Since I'm making attempts at dealing with actual shit here there is something about the McCann case I want to share. I've tried to tweet about this but I'm been uncomfortable and a bit scared.  This isn't about some noxious old Tory or something this is about a little girl.  Its is also takes a long time to get enough confience to challenge the 'you will not talk' programming.  Also, everything I say is the result of committee decisions from my multiples, many of which I don't know very well or do not know at all.  This blog does not want to be seen as an resource for facts, it is creative writing not journalism.  However, it is written in the hope that we can get beyond the brick wall in the way of current attempts to understand, prevent and heal the issues associated with all types of child abuse.  Namely, we place most importance on empiricial proven facts rather than admit that the problem and covering up is endemic and we have a very long way to go to the as far as understanding its causes and resourcing appropriate support to support victims or prevent offenders offending  are  that exists because the only people who know the facts as far as the law is concerned are the abusers and the victims.  Neither of whom are  particularly likely to provide all the intimate details to strangers in order to prove a point.  I don't have magic approach to fix this stinking rotting problem but I do think we need to admit that whatever we are doing now is not working.

So Jerry and Kate McCann.  Firstly, Scottish and high profile media presence.  Not a good sign as far as we are concerned. Scotland and main stream media were pretty much controlled by corrupt abusive groups or their friends.  Doctors - well if they are involved it will be particularly nasty stuff, without people with medical knowledge and access lots of the reproduction, torture and experiments couldn't be done effectively and cleanly (leaving no or little long term or permanent evidence).  Definitely though Jerry in Glasgow in that bar, somewhere between November 2004 and February, come to think it of probably a couple of times.  Last time he and Kate (I think) met someone who was I guess middle ranking, not a complete animal but happy to take the dough type, Scottish bloke (possibly media links?).  I watched them a bit the bar was quiet, shit had pretty much wound down by then. I knew it would be pretty much be over for me soon in terms of physical traumas.  It felt pretty cynical and sickened watching them.

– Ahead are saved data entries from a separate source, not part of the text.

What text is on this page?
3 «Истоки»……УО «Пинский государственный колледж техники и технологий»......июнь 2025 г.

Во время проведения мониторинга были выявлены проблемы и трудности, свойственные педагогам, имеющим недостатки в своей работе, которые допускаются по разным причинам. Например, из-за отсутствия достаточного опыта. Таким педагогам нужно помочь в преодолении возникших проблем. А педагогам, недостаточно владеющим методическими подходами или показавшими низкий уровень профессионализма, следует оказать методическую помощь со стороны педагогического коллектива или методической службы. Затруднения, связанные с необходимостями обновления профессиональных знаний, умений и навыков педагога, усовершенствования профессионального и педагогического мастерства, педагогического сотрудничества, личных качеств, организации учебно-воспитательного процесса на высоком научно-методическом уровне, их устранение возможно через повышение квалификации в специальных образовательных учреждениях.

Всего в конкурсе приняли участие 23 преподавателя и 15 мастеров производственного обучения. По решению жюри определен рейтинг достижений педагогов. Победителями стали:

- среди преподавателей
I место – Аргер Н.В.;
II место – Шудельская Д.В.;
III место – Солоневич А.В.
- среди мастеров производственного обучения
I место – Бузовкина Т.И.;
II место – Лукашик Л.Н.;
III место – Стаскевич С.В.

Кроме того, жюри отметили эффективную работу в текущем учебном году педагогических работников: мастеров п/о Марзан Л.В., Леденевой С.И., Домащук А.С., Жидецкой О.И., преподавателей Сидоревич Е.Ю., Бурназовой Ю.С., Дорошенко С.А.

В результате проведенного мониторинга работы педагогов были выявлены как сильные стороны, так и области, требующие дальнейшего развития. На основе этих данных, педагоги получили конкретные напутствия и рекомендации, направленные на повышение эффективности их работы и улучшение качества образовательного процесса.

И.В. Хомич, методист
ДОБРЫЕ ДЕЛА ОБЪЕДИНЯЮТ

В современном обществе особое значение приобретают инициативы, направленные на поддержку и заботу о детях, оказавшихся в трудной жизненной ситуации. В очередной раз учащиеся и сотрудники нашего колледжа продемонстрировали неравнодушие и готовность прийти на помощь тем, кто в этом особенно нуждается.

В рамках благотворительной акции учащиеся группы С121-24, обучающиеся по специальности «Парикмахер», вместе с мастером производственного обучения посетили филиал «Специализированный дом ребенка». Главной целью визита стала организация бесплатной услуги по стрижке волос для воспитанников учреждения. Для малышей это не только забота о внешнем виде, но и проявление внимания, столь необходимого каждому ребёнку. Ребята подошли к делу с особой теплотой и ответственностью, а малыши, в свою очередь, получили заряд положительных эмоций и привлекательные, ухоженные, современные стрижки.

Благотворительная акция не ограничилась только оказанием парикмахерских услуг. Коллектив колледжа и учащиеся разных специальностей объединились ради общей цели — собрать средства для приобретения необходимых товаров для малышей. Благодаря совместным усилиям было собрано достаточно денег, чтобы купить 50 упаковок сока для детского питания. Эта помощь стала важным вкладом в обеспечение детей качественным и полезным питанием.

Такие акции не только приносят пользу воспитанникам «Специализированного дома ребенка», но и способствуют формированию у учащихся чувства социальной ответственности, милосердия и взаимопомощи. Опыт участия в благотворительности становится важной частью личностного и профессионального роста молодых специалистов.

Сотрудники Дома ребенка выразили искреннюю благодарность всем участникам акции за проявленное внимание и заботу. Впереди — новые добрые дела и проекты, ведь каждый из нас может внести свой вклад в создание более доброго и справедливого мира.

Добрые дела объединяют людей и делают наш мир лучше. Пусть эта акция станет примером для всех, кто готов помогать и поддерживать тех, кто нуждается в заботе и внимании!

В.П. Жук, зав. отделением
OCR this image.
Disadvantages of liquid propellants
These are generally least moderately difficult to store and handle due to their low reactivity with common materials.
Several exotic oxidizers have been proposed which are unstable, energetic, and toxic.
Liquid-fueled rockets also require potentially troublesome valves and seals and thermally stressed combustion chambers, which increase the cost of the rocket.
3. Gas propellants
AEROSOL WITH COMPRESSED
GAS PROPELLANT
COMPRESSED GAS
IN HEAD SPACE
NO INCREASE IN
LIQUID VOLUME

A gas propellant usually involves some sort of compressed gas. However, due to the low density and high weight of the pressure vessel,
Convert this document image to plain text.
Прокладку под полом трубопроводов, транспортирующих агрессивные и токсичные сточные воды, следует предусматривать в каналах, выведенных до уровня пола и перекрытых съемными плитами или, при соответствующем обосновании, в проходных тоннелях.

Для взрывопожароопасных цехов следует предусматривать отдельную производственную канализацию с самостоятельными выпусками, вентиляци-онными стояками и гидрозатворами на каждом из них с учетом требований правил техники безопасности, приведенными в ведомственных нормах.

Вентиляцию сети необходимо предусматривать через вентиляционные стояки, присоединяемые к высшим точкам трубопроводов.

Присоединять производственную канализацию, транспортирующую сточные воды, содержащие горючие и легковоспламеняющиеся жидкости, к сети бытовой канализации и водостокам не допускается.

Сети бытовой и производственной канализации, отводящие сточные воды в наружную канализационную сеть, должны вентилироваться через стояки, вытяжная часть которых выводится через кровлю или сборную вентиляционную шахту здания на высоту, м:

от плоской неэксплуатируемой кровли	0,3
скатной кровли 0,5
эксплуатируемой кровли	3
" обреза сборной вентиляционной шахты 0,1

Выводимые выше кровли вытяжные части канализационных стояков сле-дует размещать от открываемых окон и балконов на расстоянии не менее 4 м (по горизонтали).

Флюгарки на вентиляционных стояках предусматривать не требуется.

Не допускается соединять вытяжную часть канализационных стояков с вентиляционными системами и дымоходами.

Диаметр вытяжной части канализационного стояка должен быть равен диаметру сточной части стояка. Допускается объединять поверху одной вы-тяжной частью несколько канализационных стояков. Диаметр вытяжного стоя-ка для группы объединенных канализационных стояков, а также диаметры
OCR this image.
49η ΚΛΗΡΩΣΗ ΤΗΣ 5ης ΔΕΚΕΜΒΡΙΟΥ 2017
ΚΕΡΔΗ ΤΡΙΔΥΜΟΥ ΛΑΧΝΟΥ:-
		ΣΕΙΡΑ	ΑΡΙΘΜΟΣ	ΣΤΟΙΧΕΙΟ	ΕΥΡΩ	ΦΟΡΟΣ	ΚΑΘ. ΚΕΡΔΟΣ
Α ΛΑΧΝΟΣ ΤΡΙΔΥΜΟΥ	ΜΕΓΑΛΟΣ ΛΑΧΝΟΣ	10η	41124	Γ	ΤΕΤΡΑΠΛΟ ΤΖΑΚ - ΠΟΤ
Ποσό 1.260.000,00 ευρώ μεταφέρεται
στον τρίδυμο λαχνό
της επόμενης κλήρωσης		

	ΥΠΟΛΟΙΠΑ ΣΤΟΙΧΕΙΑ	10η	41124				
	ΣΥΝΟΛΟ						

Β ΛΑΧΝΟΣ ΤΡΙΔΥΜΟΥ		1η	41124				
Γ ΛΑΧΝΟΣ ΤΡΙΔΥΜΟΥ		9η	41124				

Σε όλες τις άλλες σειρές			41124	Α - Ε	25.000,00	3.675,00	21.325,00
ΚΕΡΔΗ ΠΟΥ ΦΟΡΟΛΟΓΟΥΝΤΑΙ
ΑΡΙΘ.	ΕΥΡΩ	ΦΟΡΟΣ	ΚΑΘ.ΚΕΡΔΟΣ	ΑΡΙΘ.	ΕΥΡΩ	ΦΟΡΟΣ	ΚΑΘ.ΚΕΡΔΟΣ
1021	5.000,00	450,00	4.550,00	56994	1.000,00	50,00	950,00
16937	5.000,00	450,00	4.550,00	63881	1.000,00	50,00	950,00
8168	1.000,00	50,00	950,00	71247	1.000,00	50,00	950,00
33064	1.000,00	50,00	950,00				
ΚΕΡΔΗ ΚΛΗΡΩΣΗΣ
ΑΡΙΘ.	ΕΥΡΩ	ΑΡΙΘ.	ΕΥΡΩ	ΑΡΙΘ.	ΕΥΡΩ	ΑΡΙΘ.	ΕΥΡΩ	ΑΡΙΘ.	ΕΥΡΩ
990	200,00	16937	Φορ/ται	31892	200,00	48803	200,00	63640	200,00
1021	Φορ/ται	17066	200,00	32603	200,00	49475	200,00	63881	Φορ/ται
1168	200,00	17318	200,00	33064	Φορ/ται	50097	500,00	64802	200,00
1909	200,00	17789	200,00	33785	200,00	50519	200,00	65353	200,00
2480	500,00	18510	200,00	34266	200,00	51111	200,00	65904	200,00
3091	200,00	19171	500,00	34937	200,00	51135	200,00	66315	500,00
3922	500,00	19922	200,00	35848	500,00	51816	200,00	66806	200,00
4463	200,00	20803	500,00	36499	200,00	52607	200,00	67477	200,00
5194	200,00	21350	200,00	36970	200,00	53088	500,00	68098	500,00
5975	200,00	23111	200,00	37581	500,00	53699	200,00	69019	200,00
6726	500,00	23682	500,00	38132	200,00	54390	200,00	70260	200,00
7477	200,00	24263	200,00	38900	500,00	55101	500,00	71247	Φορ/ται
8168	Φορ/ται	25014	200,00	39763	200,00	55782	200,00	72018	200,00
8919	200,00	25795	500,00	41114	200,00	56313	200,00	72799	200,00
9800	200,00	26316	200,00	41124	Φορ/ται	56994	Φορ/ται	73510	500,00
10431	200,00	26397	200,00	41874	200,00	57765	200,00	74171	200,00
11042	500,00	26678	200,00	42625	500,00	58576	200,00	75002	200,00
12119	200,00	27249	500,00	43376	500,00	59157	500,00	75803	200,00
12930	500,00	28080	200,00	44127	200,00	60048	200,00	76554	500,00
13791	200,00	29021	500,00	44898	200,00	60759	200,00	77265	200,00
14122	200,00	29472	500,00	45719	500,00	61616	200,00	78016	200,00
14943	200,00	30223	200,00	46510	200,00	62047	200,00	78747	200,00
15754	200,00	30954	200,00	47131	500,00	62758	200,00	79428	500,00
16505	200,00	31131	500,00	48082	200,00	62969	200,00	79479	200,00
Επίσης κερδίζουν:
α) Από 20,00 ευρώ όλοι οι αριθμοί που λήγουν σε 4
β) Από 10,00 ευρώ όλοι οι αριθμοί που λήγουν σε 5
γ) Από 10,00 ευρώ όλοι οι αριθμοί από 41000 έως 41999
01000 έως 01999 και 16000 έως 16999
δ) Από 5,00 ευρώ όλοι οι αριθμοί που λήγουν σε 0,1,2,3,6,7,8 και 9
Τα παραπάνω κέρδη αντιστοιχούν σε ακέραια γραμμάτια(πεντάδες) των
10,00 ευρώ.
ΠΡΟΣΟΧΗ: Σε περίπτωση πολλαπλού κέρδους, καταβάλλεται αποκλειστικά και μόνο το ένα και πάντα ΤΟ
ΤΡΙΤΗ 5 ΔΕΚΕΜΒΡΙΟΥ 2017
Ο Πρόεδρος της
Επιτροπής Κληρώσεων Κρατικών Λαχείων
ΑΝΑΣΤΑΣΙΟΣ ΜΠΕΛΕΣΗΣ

The gut punch of a twist (there often is one) is that on holiday in Spain with my family and wee man, I wasn't looking at anyone too closely - no trouble here. We were sitting at a table by the pool when I noticed a girl at another table watching me.  I smiled back, I was talking with my mum and sister we were trying to make some excursion plan or something.  I noticed she was still smiling at me, she may have waved.  She was giving me enough attention that the man and woman with her told her to turn round and stop it.  It was a bit creepy, she did seems a bit older than the usual smiley wee bairn.  It was and is; as things often are, very creepy.  Anyway I pretty much forgot about it until I saw the computer generated image of what Madeleine McCann would look like older last year and for a second I tasted that vile Sangria that was served.  There is obviously of a bit of me, us that thinks she might not be dead.  That goes beyond recognising the possibility that she might be alive, that thinks that was her in Spain.  I did and do think that who ever that girl was she was 'scene'.  She'd been brought up on images of me and that's why she knew me.  I cant think much more about it than that, I've been stuck here for a while now.  Maybe you can figure it all out for everyone?  So I can move on to trying to figure out something else and don't feel their fucked up little lives, futures and bodies in the palms of hands anymore.  Its just the sort of story the fuckers invented and carefully constructed to make sure I'm always terrified and always confused.  When you believe you have been the victim of mind control how can you believe anything else?